The health degree score calculation module 13 is configured to construct a health degree score formula according to the health degree reference values of the plurality of components, and determine a health degree score of the wind turbine component according to the health degree score formula and the real-time temperature of the wind turbine component;
And the automatic alarm module 14 is used for determining whether to automatically alarm according to the health degree score of the wind turbine generator.

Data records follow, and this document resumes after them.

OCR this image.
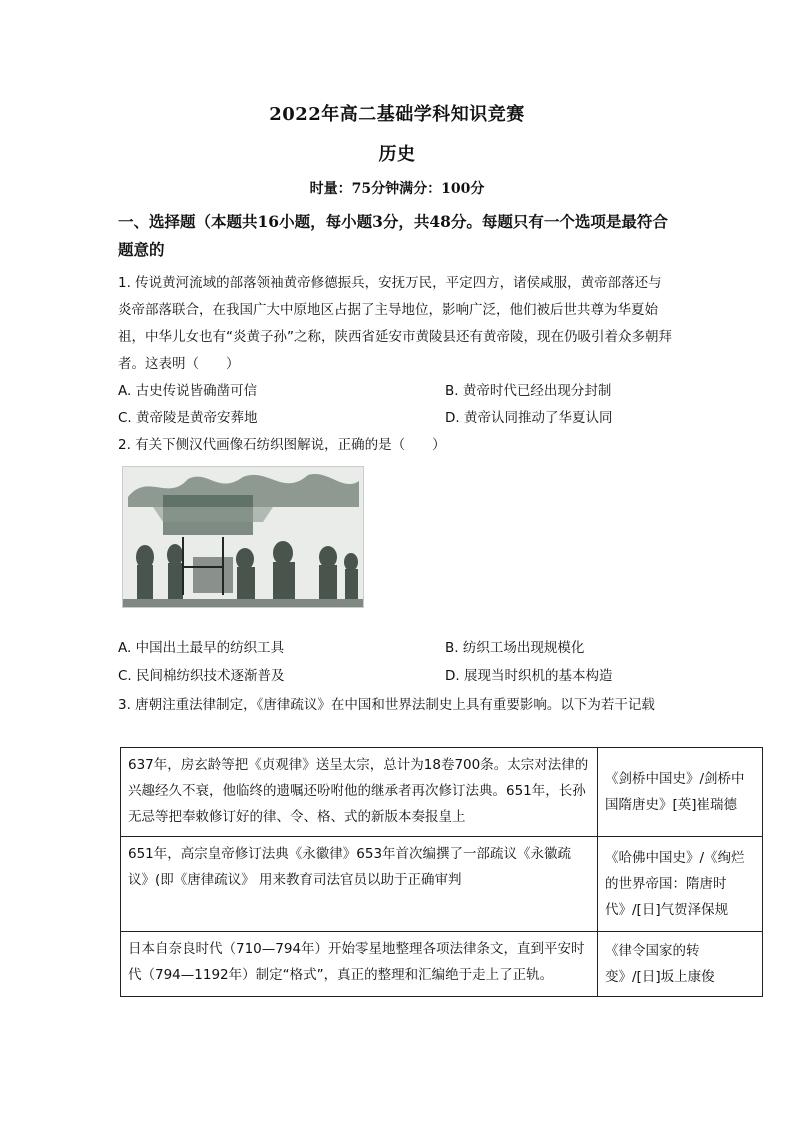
2022年高二基础学科知识竞赛
历史
时量：75分钟满分：100分
一、选择题（本题共16小题，每小题3分，共48分。每题只有一个选项是最符合题意的
1. 传说黄河流域的部落领袖黄帝修德振兵，安抚万民，平定四方，诸侯咸服，黄帝部落还与炎帝部落联合，在我国广大中原地区占据了主导地位，影响广泛，他们被后世共尊为华夏始祖，中华儿女也有“炎黄子孙”之称，陕西省延安市黄陵县还有黄帝陵，现在仍吸引着众多朝拜者。这表明（　　）
A. 古史传说皆确凿可信	B. 黄帝时代已经出现分封制
C. 黄帝陵是黄帝安葬地	D. 黄帝认同推动了华夏认同
2. 有关下侧汉代画像石纺织图解说，正确的是（　　）
A. 中国出土最早的纺织工具	B. 纺织工场出现规模化
C. 民间棉纺织技术逐渐普及	D. 展现当时织机的基本构造
3. 唐朝注重法律制定，《唐律疏议》在中国和世界法制史上具有重要影响。以下为若干记载
637年，房玄龄等把《贞观律》送呈太宗，总计为18卷700条。太宗对法律的兴趣经久不衰，他临终的遗嘱还吩咐他的继承者再次修订法典。651年，长孙无忌等把奉敕修订好的律、令、格、式的新版本奏报皇上	《剑桥中国史》/剑桥中国隋唐史》[英]崔瑞德
651年，高宗皇帝修订法典《永徽律》653年首次编撰了一部疏议《永徽疏议》(即《唐律疏议》 用来教育司法官员以助于正确审判	《哈佛中国史》/《绚烂的世界帝国：隋唐时代》/[日]气贺泽保规
日本自奈良时代（710—794年）开始零星地整理各项法律条文，直到平安时代（794—1192年）制定“格式”，真正的整理和汇编绝于走上了正轨。	《律令国家的转变》/[日]坂上康俊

In the embodiment, firstly, a sample data set is constructed based on wind turbine generator data of all wind turbine generator sets of a wind power station within a preset time range, the constructed temperature threshold calculation regression model is trained by using the sample data set, and parameter adjustment is performed on the temperature threshold calculation regression model to obtain a trained regression model; determining a plurality of target regression models corresponding to a plurality of preset scores by using the trained regression models, determining a plurality of component health reference values corresponding to the plurality of preset scores by using the plurality of target regression models, constructing a health score formula by using the plurality of component health reference values, and determining health scores of wind turbine components according to the health score formula and real-time temperatures of the wind turbine components; and finally, determining whether to automatically alarm according to the health degree score of the wind turbine generator. Therefore, according to the method, a data set is required to be built based on collected wind turbine generator system data of all wind turbine generator systems of the wind power station within a preset time range, a regression model is trained by using the preset data set, and a plurality of component health reference values corresponding to a plurality of preset scores are determined based on the trained regression model; and constructing a health degree scoring formula according to the health degree reference values of the components, determining health degree scores of the wind turbine generator components based on real-time temperatures of the components by using the scoring formula, and determining whether to automatically alarm according to the health degree scores. Therefore, the similarity of the external environments of the same station units can be utilized to calibrate the station units, the output states of the station units are transversely compared under the condition that constraint conditions such as the model number and the ambient temperature of the station units are the same, the unit with poor output is determined in a calibration mode among the station units, the health index is extracted, early warning is carried out when the index is lower than a threshold value, and the fault early warning of key components is realized.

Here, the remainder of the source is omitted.